Pumpkin Snickerdoodle Cookies

Get ready to indulge in the delightful flavors of Pumpkin Snickerdoodle Cookies! These soft and chewy treats combine pumpkin puree with warm spices for a cozy fall dessert. With simple ingredients like butter, sugar, and cinnamon, you'll have fresh cookies ready in just 30 minutes. Don't miss out on this tasty recipe that will fill your home with delicious aromas. Click to explore the full recipe and impress your friends and family!

Ingredients
  

1 cup unsalted butter, softened

1 cup granulated sugar

1/2 cup brown sugar, packed

1/2 cup pumpkin puree

1 large egg

2 teaspoons vanilla extract

3 cups all-purpose flour

1 tablespoon ground cinnamon

1/2 teaspoon baking soda

1 teaspoon cream of tartar

1/2 teaspoon salt

1/4 teaspoon nutmeg

1/4 teaspoon ginger

1/4 cup granulated sugar (for rolling)

2 teaspoons ground cinnamon (for rolling)

Instructions
 

Preheat your oven to 350°F (175°C) and line two baking sheets with parchment paper.

    In a large mixing bowl, cream together the softened butter, granulated sugar, and brown sugar until light and fluffy.

      Add the pumpkin puree, egg, and vanilla extract to the sugar mixture. Beat until combined.

        In a separate bowl, whisk together the flour, ground cinnamon, baking soda, cream of tartar, salt, nutmeg, and ginger.

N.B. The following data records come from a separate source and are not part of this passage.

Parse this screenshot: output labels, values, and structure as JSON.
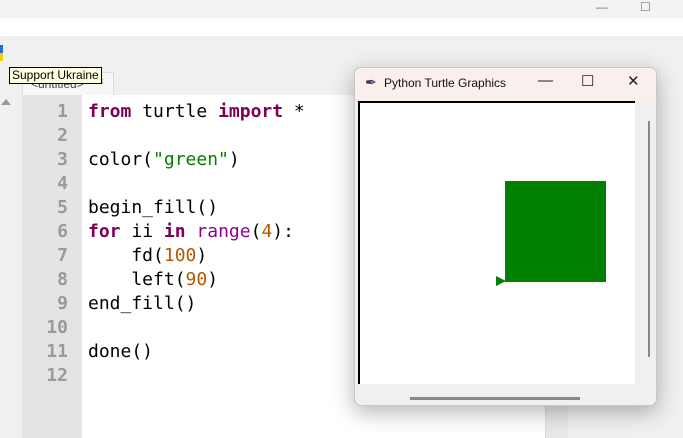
{
  "tooltip": "Support Ukraine",
  "tab": {
    "label": "<untitled>",
    "close": "×"
  },
  "editor": {
    "line_numbers": [
      "1",
      "2",
      "3",
      "4",
      "5",
      "6",
      "7",
      "8",
      "9",
      "10",
      "11",
      "12"
    ],
    "lines": [
      [
        {
          "t": "from",
          "c": "kw"
        },
        {
          "t": " turtle "
        },
        {
          "t": "import",
          "c": "kw"
        },
        {
          "t": " *"
        }
      ],
      [],
      [
        {
          "t": "color("
        },
        {
          "t": "\"green\"",
          "c": "st"
        },
        {
          "t": ")"
        }
      ],
      [],
      [
        {
          "t": "begin_fill()"
        }
      ],
      [
        {
          "t": "for",
          "c": "kw"
        },
        {
          "t": " ii "
        },
        {
          "t": "in",
          "c": "kw"
        },
        {
          "t": " "
        },
        {
          "t": "range",
          "c": "bi"
        },
        {
          "t": "("
        },
        {
          "t": "4",
          "c": "nu"
        },
        {
          "t": "):"
        }
      ],
      [
        {
          "t": "    fd("
        },
        {
          "t": "100",
          "c": "nu"
        },
        {
          "t": ")"
        }
      ],
      [
        {
          "t": "    left("
        },
        {
          "t": "90",
          "c": "nu"
        },
        {
          "t": ")"
        }
      ],
      [
        {
          "t": "end_fill()"
        }
      ],
      [],
      [
        {
          "t": "done()"
        }
      ],
      []
    ]
  },
  "turtle_window": {
    "title": "Python Turtle Graphics",
    "minimize": "—",
    "maximize": "☐",
    "close": "✕",
    "fill_color": "#008000"
  },
  "window_controls": {
    "minimize": "—",
    "maximize": "☐"
  }
}
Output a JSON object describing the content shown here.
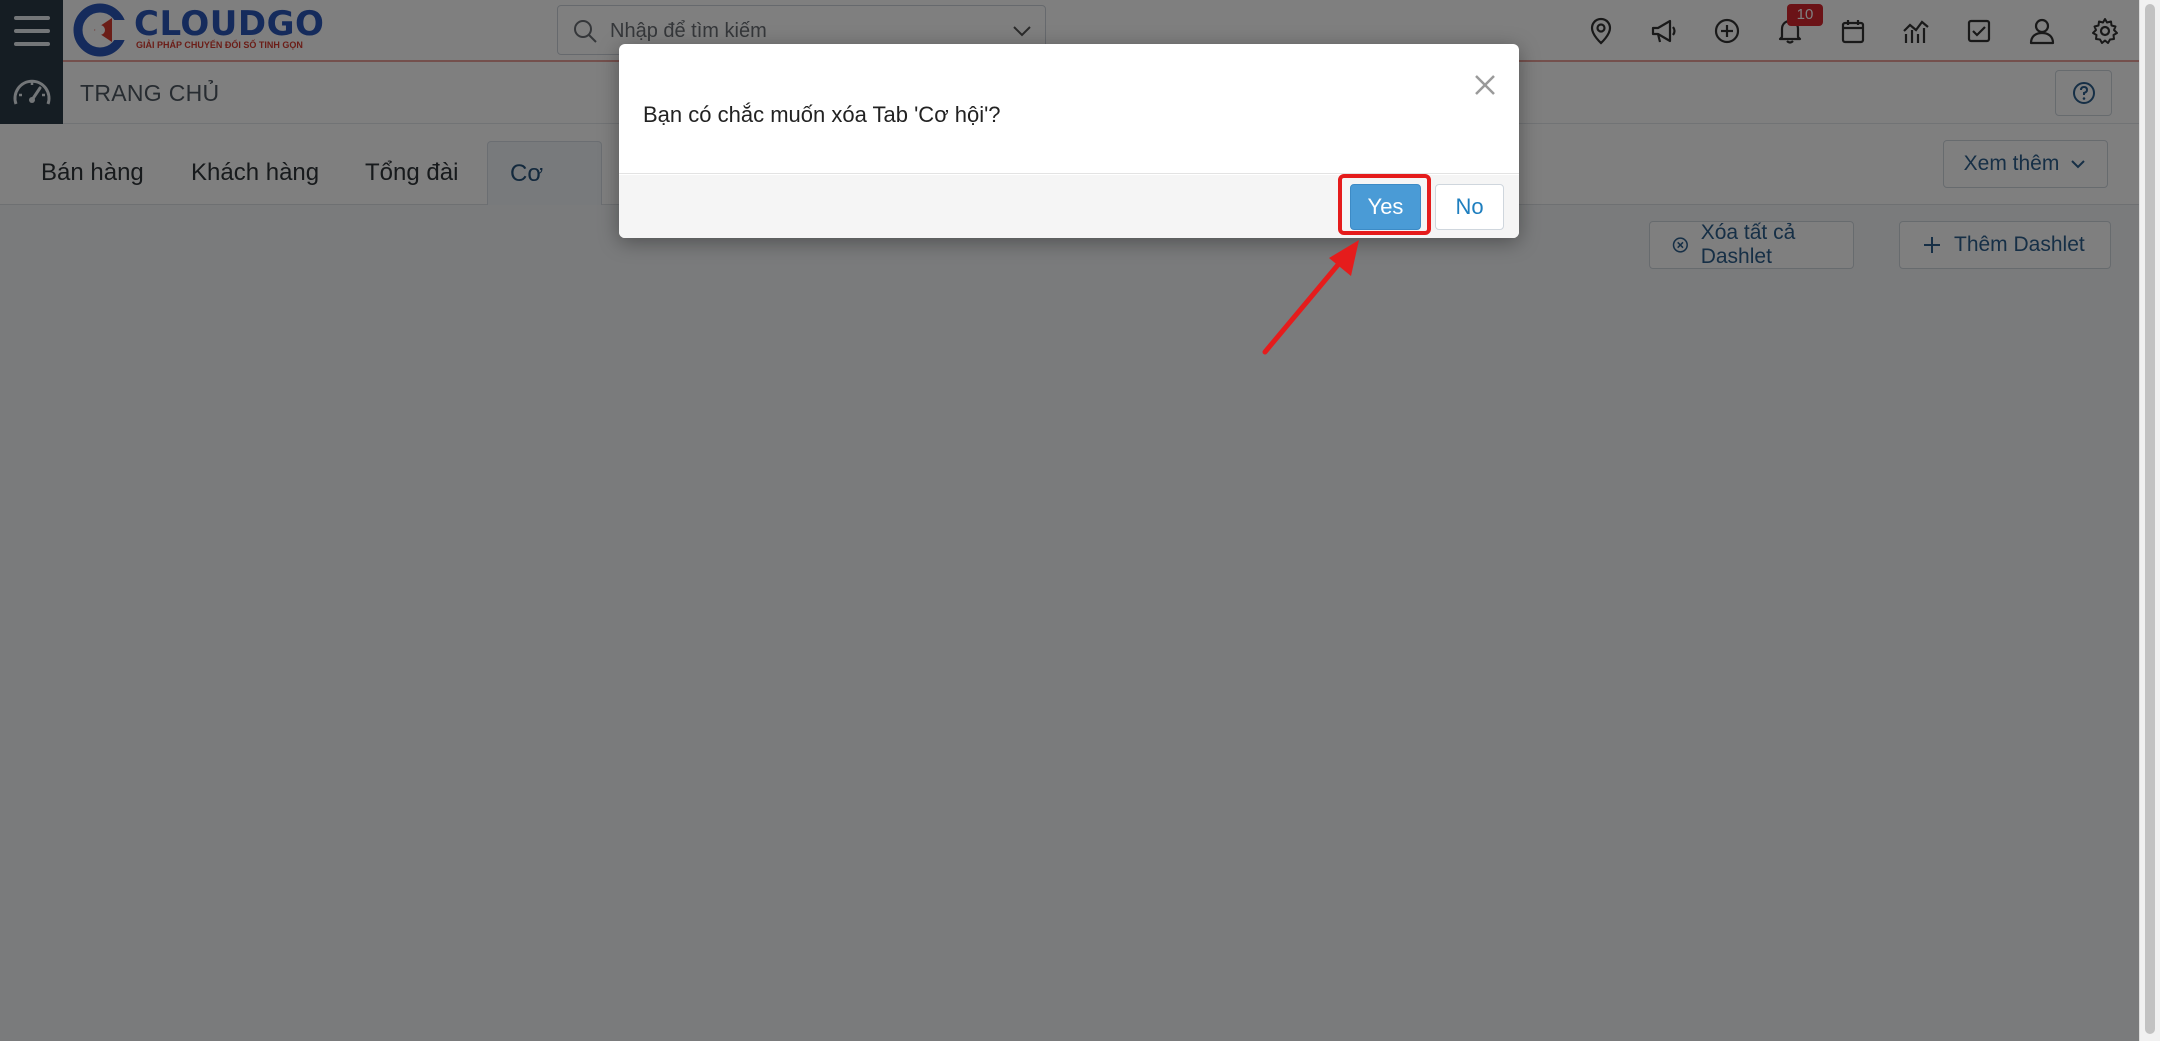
{
  "topbar": {
    "logo_name": "CLOUDGO",
    "logo_tagline": "GIẢI PHÁP CHUYỂN ĐỔI SỐ TINH GỌN",
    "search_placeholder": "Nhập để tìm kiếm",
    "notification_count": "10",
    "icons": [
      "location-icon",
      "megaphone-icon",
      "add-circle-icon",
      "bell-icon",
      "calendar-icon",
      "chart-icon",
      "task-check-icon",
      "user-icon",
      "gear-icon"
    ]
  },
  "breadcrumb": {
    "title": "TRANG CHỦ"
  },
  "tabs": {
    "items": [
      {
        "label": "Bán hàng"
      },
      {
        "label": "Khách hàng"
      },
      {
        "label": "Tổng đài"
      },
      {
        "label": "Cơ hội"
      }
    ],
    "active": "Cơ hội",
    "more_label": "Xem thêm"
  },
  "actions": {
    "clear_all_label": "Xóa tất cả Dashlet",
    "add_label": "Thêm Dashlet"
  },
  "modal": {
    "message": "Bạn có chắc muốn xóa Tab 'Cơ hội'?",
    "yes_label": "Yes",
    "no_label": "No"
  },
  "colors": {
    "brand_blue": "#2a56b8",
    "brand_red": "#d63a2f",
    "primary_button": "#4a9bd6",
    "link": "#2c5f8c",
    "annotation_red": "#e51c1c",
    "sidebar_dark": "#2b3a47"
  }
}
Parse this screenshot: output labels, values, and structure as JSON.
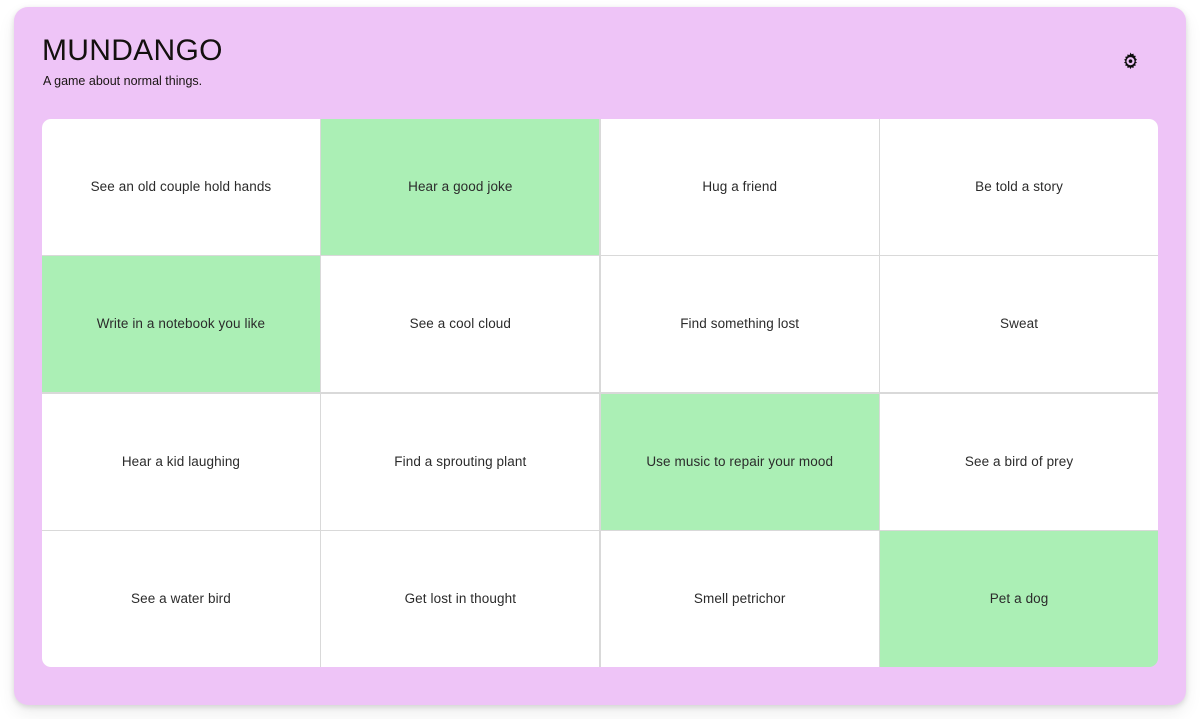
{
  "header": {
    "title": "MUNDANGO",
    "subtitle": "A game about normal things.",
    "settings_icon": "gear-icon"
  },
  "theme": {
    "page_background": "#ffffff",
    "card_background": "#eec4f7",
    "cell_background": "#ffffff",
    "cell_marked_background": "#abefb5",
    "grid_line": "#d9d9d9",
    "text": "#2b2b2b",
    "title_text": "#14100f"
  },
  "board": {
    "columns": 4,
    "rows": 4,
    "cells": [
      {
        "label": "See an old couple hold hands",
        "marked": false
      },
      {
        "label": "Hear a good joke",
        "marked": true
      },
      {
        "label": "Hug a friend",
        "marked": false
      },
      {
        "label": "Be told a story",
        "marked": false
      },
      {
        "label": "Write in a notebook you like",
        "marked": true
      },
      {
        "label": "See a cool cloud",
        "marked": false
      },
      {
        "label": "Find something lost",
        "marked": false
      },
      {
        "label": "Sweat",
        "marked": false
      },
      {
        "label": "Hear a kid laughing",
        "marked": false
      },
      {
        "label": "Find a sprouting plant",
        "marked": false
      },
      {
        "label": "Use music to repair your mood",
        "marked": true
      },
      {
        "label": "See a bird of prey",
        "marked": false
      },
      {
        "label": "See a water bird",
        "marked": false
      },
      {
        "label": "Get lost in thought",
        "marked": false
      },
      {
        "label": "Smell petrichor",
        "marked": false
      },
      {
        "label": "Pet a dog",
        "marked": true
      }
    ]
  }
}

          Gradually add the dry ingredients to the wet ingredients, mixing just until combined. Be careful not to overmix.

            In a small bowl, combine the 1/4 cup granulated sugar and 2 teaspoons of cinnamon for rolling.

              Using a cookie scoop or tablespoon, scoop the dough and roll it into balls. Roll each ball in the cinnamon-sugar mixture until well coated.

                Place the coated cookie balls on the prepared baking sheets, spacing them about 2 inches apart.

                  Bake in the preheated oven for 10-12 minutes, or until the edges are lightly golden and the centers are soft.

                    Allow the cookies to cool on the baking sheets for about 5 minutes before transferring them to a wire rack to cool completely.

                      Prep Time: 15 minutes | Total Time: 30 minutes | Servings: 24 cookies

                        - Presentation Tips: Stack the cookies on a decorative plate and sprinkle some extra cinnamon on top for a beautiful finish. Enjoy with a glass of milk!